Konzerthaus Schüür, 08.03.2018: Mit seinem urbanen, positiven Sound durchbrach Stereo Luchs 2017 die bisher relativ eng definierten Linien des Schweizer Raps. Auf seiner Albumtour stoppte der Zürcher Dancehall-Rapper in Luzern und brachte jamaikanisches Flair sowie Autotune in die langsam auftauende Leuchtenstadt. Trotz vorwiegend eher ernsten Themen feierte das grösstenteils Ü20-Publikum freudig neue wie auch alte Lieder des Mittedreissigers.
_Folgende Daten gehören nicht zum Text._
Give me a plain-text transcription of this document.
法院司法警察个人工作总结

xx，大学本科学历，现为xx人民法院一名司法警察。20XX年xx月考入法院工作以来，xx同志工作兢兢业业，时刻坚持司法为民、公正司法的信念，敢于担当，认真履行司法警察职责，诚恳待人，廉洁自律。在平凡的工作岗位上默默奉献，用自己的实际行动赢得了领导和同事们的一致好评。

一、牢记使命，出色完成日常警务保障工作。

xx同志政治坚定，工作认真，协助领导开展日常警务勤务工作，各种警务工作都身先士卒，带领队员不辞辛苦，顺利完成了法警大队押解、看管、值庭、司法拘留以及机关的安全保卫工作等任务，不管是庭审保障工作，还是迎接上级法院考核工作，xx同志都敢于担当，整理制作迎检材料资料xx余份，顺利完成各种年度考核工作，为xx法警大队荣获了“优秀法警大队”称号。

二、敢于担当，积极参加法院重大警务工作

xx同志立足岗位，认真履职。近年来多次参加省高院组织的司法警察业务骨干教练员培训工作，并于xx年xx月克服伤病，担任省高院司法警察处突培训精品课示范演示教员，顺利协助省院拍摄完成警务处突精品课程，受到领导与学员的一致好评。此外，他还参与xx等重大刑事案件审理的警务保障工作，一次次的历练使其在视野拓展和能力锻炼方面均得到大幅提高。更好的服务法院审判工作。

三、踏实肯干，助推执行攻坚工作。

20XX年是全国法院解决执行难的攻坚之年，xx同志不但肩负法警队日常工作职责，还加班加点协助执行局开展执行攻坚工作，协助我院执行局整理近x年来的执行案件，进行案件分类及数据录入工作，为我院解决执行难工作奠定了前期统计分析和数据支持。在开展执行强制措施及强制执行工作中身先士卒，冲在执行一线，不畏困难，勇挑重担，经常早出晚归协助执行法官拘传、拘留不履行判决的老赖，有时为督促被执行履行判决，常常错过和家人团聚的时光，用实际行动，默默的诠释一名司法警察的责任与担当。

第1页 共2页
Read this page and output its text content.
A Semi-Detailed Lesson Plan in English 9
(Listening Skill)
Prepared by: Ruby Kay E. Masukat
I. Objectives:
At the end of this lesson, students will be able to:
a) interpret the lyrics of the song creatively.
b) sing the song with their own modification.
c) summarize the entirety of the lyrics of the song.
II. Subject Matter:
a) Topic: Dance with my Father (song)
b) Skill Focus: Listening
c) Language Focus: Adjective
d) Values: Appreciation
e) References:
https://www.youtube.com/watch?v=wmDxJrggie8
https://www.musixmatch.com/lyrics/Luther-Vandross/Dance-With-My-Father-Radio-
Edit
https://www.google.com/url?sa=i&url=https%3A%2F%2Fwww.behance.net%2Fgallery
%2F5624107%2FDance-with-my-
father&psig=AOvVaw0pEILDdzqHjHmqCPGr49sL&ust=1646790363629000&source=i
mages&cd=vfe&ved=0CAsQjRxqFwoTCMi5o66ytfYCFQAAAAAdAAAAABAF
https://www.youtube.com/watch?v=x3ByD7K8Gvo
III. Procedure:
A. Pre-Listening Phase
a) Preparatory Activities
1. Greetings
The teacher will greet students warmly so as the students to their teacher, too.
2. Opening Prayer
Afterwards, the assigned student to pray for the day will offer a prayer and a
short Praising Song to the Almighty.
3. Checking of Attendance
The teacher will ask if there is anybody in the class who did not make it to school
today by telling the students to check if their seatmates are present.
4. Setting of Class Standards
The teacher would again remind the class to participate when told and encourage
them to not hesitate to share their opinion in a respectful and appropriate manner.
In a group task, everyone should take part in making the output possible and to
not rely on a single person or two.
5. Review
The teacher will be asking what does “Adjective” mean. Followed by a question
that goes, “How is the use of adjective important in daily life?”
Denjenigen, die ihre CH-Rap-Hausaufgaben regelmässsig machen, ist Stereo Luchs sicherlich seit spätestens 2014 ein Begriff, als er auf «Vol. V» zum Hip-Hop-Kollektiv Temple of Speed gestossen ist. Allen anderen wird der Musiker  wohl seit Ende 2017 bekannt sein. Zu dieser Zeit kam sein Album «Lince» auf dem Markt, wodurch der Luchs von SRF 3 als Best Talent nominiert wurde. Die Platte selbst erschien als erstes Schweizer Werk überhaupt beim Musiklabel «Island Records», wo unzählige weltweit bekannte Künstler*innen unter Vertrag stehen wie beispielsweise die ebenfalls von Dancehall beeinflussten Sean Paul und Drake. 2017 war für Stereo Luchs also der Startschuss, um komplett durchzustarten.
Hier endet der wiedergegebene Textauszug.